LJ: My take on it is that they got a bunch of money from their Nirvana deal and were super-confused. They were putting out later Saint Etienne records, just kind of really mediocre, bland music. At the same time, they had overtly rock and roll guys, in a super-cheesy way, like the Hellacopters: “I watched a video of Iggy & the Stooges 800 times,” the whole tie-your-neck-up-with-the-microphone-cord. Like, wow, that’s so edgy, you know?

It felt really impenetrable. I had a friend who was on a bowling team with the guys from Pearl Jam and Mudhoney. I’d be like, “Hey, can I come hang out?” They’d be like, “Well, no, not really.” Everyone went to high school together, and if you didn’t go to high school there, you weren’t cool. I’d go to the Cha-Cha Lounge, trying to hang out, and people just wouldn’t talk to you. There was definitely a pyramid there. You have to put in your dues for 15 years. I [was] like, “I’m not going to put in my dues for 15 years. I’m going to get the hell out of here.”

On Pieces of the People We Love:

VR: We did Echoes with DFA. It was a DFA record that got put out by Universal. The whole creative process was done within the DFA bubble. Pieces was our first major -abel album, beginning to end. It was our version of a pop record. We were trying to make an album we thought would get played on the radio. In hindsight, it just wasn’t the right thing for us.

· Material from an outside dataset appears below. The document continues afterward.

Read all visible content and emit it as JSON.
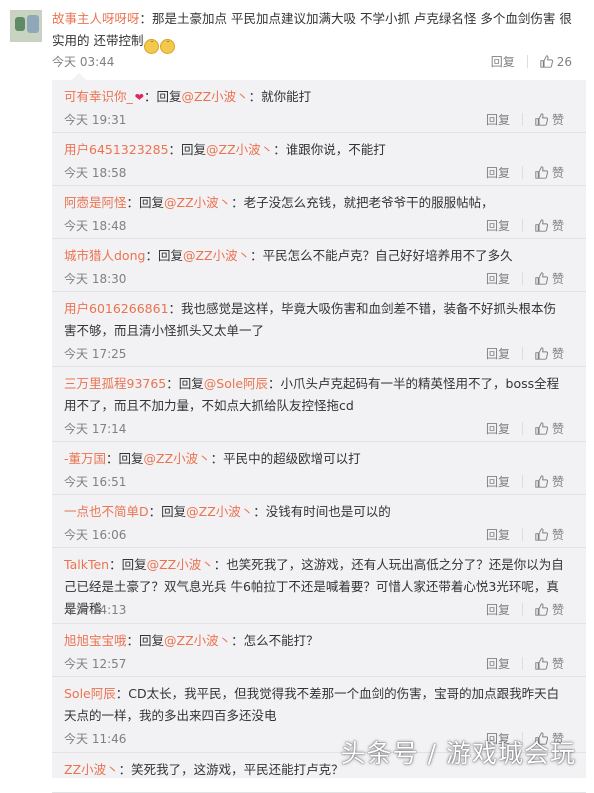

LJ: We ended up floating in space. We had signed to Gary Gersh’s label, the guy who signed Nirvana. He had really good A&R stories, which is how you sign bands—you have good stories. He hangs out with Sonic Youth. He worked with the Beastie Boys and Radiohead at Capitol. He ran Grand Royal with the Beastie Boys. It’s like, “OK, you can trust this guy,” you know? He completely disappeared—he was, like, gone.

GA: We got Gershed. Luke wasn’t happy during that period. None of us were. We were part of this big bureaucracy. There were maybe one or two people [who were] nice, but didn’t necessarily get what we were doing. They didn’t have any idea how to work a record like ours. They’re used to throwing shit at radio and working big hip-hop, pop, R&B stuff. They had no context for us.

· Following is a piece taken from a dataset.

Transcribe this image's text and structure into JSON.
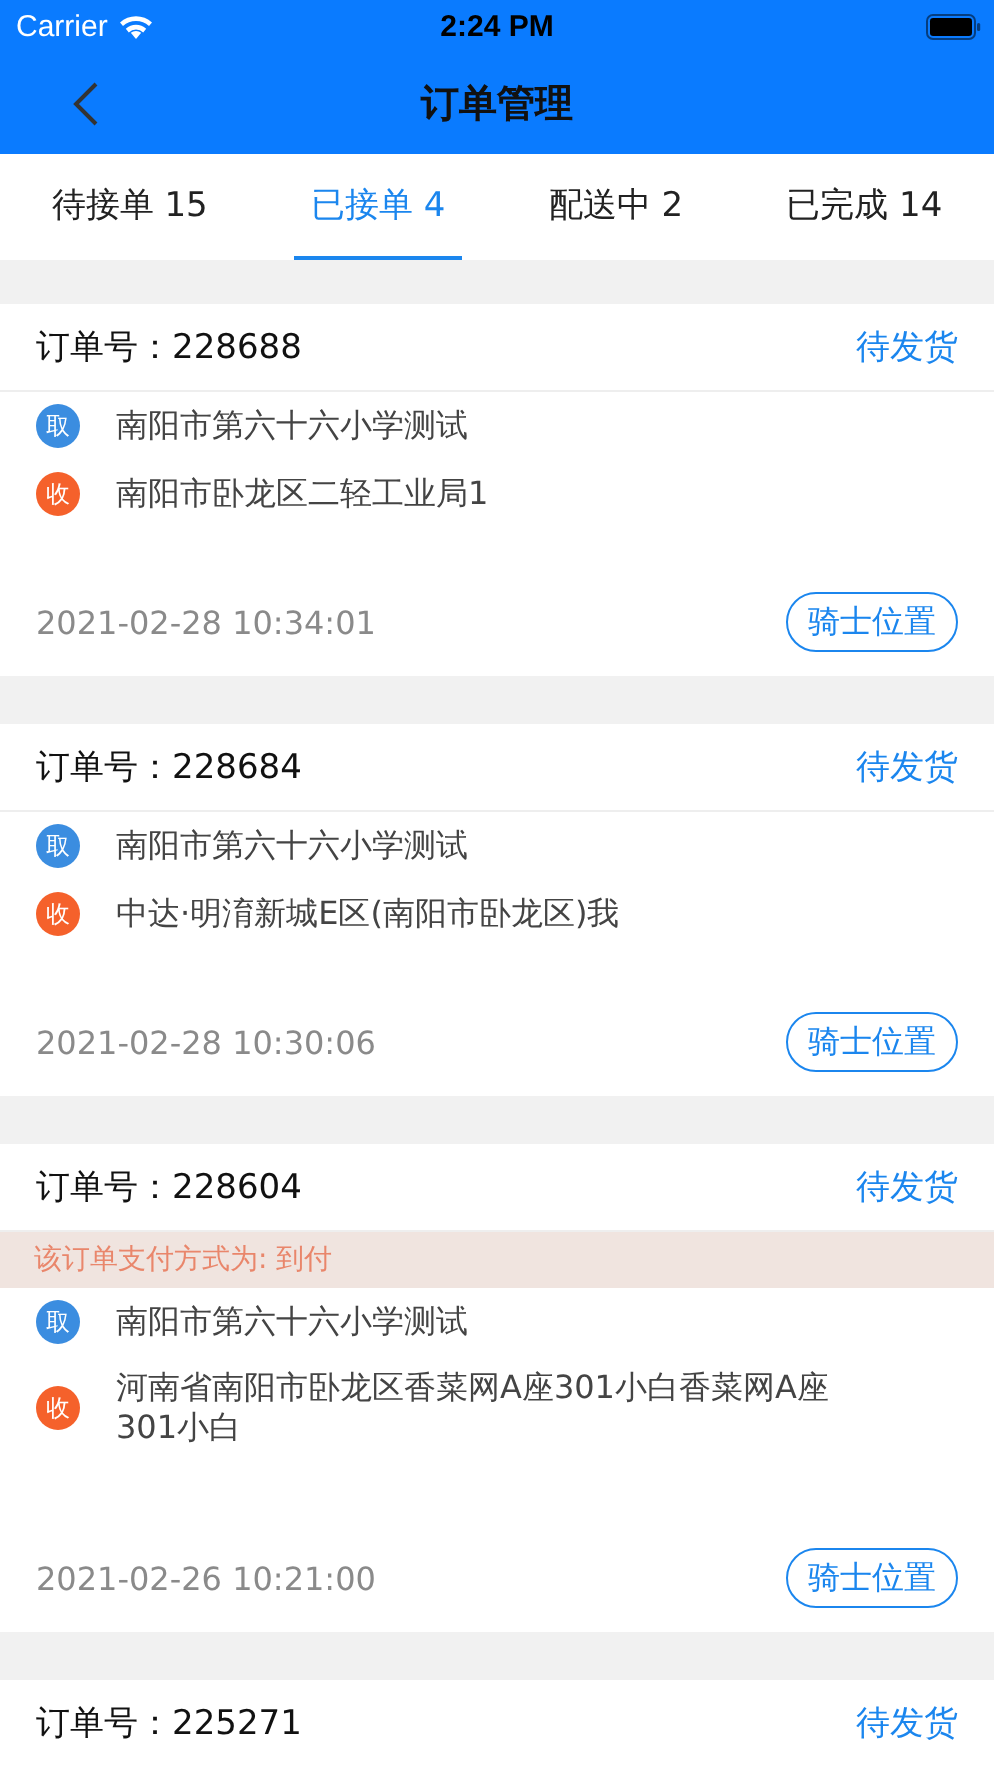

VV: Do you think they saw you as another Maroon 5 or something?

GA: I have no idea how they saw us. I don’t know if they saw us.

LJ: We end up moving over to Sylvia Rhone at Motown. She was the girl from the Motley Crue book in the stiletto heels—this big-time record-executive type person. We’re in her office, and the desk is way higher than the couch. It’s one of those Spinal Tap moments. You end up trying to explain dance music to somebody who doesn’t like dance music. The people who are supposed to be working with you, or for you, obviously don’t really know anything about what you’re doing.

GA: During the writing of that record it was really difficult. There was no label involvement. We found a space that a friend of ours had in the Lower East Side, a basement studio, and rented it for six months, went in multiple times a week, and wrote and recorded demos. We were on different pages. We all had lots of ideas and [were] trying to find ways to communicate. Mattie wanted to sing more. It was hard getting on the same page. Mattie and Luke each have specific visions. So did I, but I would put them aside for the good of the group, and so would Vito. Different people were difficult at different points. We’re all responsible to different extents.

LJ: The good thing is that we signed in an era when the money was different. We had this huge guarantee for a third record that they would never give anyone anymore. They were like, “We’re going to renegotiate your contract.” Well, let’s just not work together anymore—it wasn’t that awesome and we’re not happy. Let’s just not keep going. That was the end of that.